Thanks a lot for your kind help!

Best,
Joanito

Removing singletons is a pretty horrible idea at any stage as it will mess with the abundance distribution of your communities.

Hello, I’m new here and i was reading this. I hope I can contribute at any way.

Pat, you said the singleton removal would mess with the abundance distribution? Isn’t that what we want? to have an abundance distribution without singletons? (Usually)

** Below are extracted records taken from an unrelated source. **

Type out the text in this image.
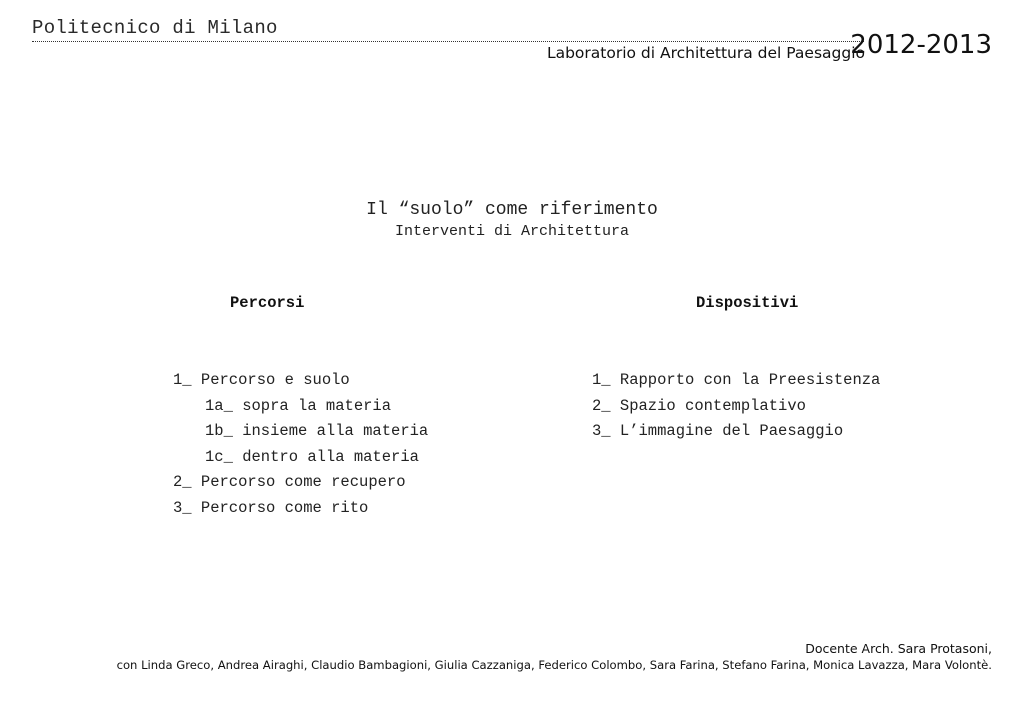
Politecnico di Milano
Laboratorio di Architettura del Paesaggio
2012-2013
Il “suolo” come riferimento
Interventi di Architettura
Percorsi	Dispositivi
1_ Percorso e suolo
1a_ sopra la materia
1b_ insieme alla materia
1c_ dentro alla materia
2_ Percorso come recupero
3_ Percorso come rito
1_ Rapporto con la Preesistenza
2_ Spazio contemplativo
3_ L’immagine del Paesaggio
Docente Arch. Sara Protasoni,
con Linda Greco, Andrea Airaghi, Claudio Bambagioni, Giulia Cazzaniga, Federico Colombo, Sara Farina, Stefano Farina, Monica Lavazza, Mara Volontè.
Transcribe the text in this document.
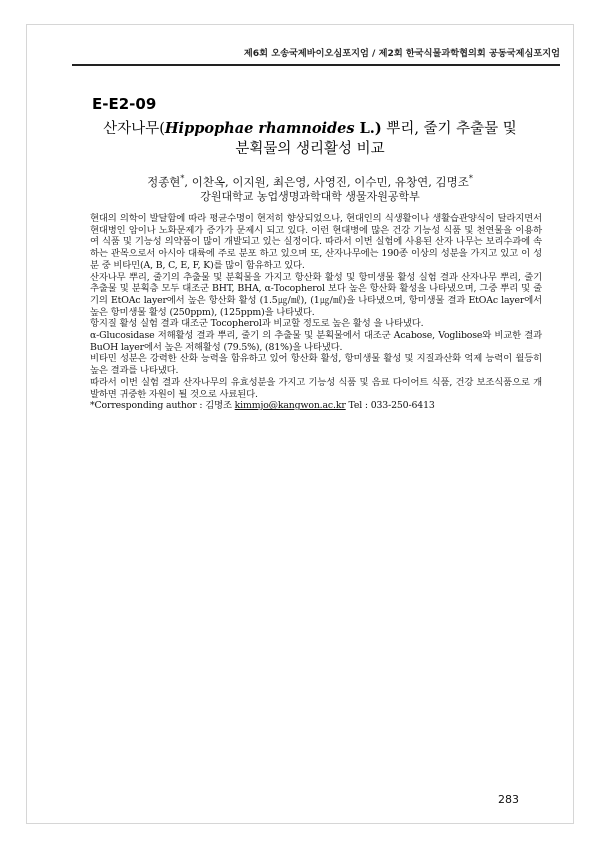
제6회 오송국제바이오심포지엄 / 제2회 한국식물과학협의회 공동국제심포지엄
E-E2-09
산자나무(Hippophae rhamnoides L.) 뿌리, 줄기 추출물 및
분획물의 생리활성 비교
정종현*, 이찬옥, 이지원, 최은영, 사영진, 이수민, 유창연, 김명조*
강원대학교 농업생명과학대학 생물자원공학부

현대의 의학이 발달함에 따라 평균수명이 현저히 향상되었으나, 현대인의 식생활이나 생활습관양식이 달라지면서 현대병인 암이나 노화문제가 증가가 문제시 되고 있다. 이런 현대병에 많은 건강 기능성 식품 및 천연물을 이용하여 식품 및 기능성 의약품이 많이 개발되고 있는 실정이다. 따라서 이번 실험에 사용된 산자 나무는 보리수과에 속하는 관목으로서 아시아 대륙에 주로 분포 하고 있으며 또, 산자나무에는 190종 이상의 성분을 가지고 있고 이 성분 중 비타민(A, B, C, E, F, K)를 많이 함유하고 있다.

산자나무 뿌리, 줄기의 추출물 및 분획물을 가지고 항산화 활성 및 항미생물 활성 실험 결과 산자나무 뿌리, 줄기 추출물 및 분획층 모두 대조군 BHT, BHA, α-Tocopherol 보다 높은 항산화 활성을 나타냈으며, 그중 뿌리 및 줄기의 EtOAc layer에서 높은 항산화 활성 (1.5㎍/㎖), (1㎍/㎖)을 나타냈으며, 항미생물 결과 EtOAc layer에서 높은 항미생물 활성 (250ppm), (125ppm)을 나타냈다.

항지질 활성 실험 결과 대조군 Tocopherol과 비교할 정도로 높은 활성 을 나타냈다.

α-Glucosidase 저해활성 결과 뿌리, 줄기 의 추출물 및 분획물에서 대조군 Acabose, Voglibose와 비교한 결과 BuOH layer에서 높은 저해활성 (79.5%), (81%)을 나타냈다.

비타민 성분은 강력한 산화 능력을 함유하고 있어 항산화 활성, 항미생물 활성 및 지질과산화 억제 능력이 월등히 높은 결과를 나타냈다.

따라서 이번 실험 결과 산자나무의 유효성분을 가지고 기능성 식품 및 음료 다이어트 식품, 건강 보조식품으로 개발하면 귀중한 자원이 될 것으로 사료된다.

*Corresponding author : 김명조 kimmjo@kangwon.ac.kr Tel : 033-250-6413

283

I been struggling with this a long time ago on mothur and what I do is to remove singletons from the last shared file created. Since not all singletons can be removed because OTUs are being shared between samples, its a nice way to reduce data size, and then I don’t know if I’m doing this right but, I tabulate data on Excel and manually remove singletons (by filtering) and then I plot the data.

Why would you want an abundance distribution without singletons? You’re going to remove a lot of the diversity in a sample and if your samples aren’t evenly sequenced then you’re going to create a bias.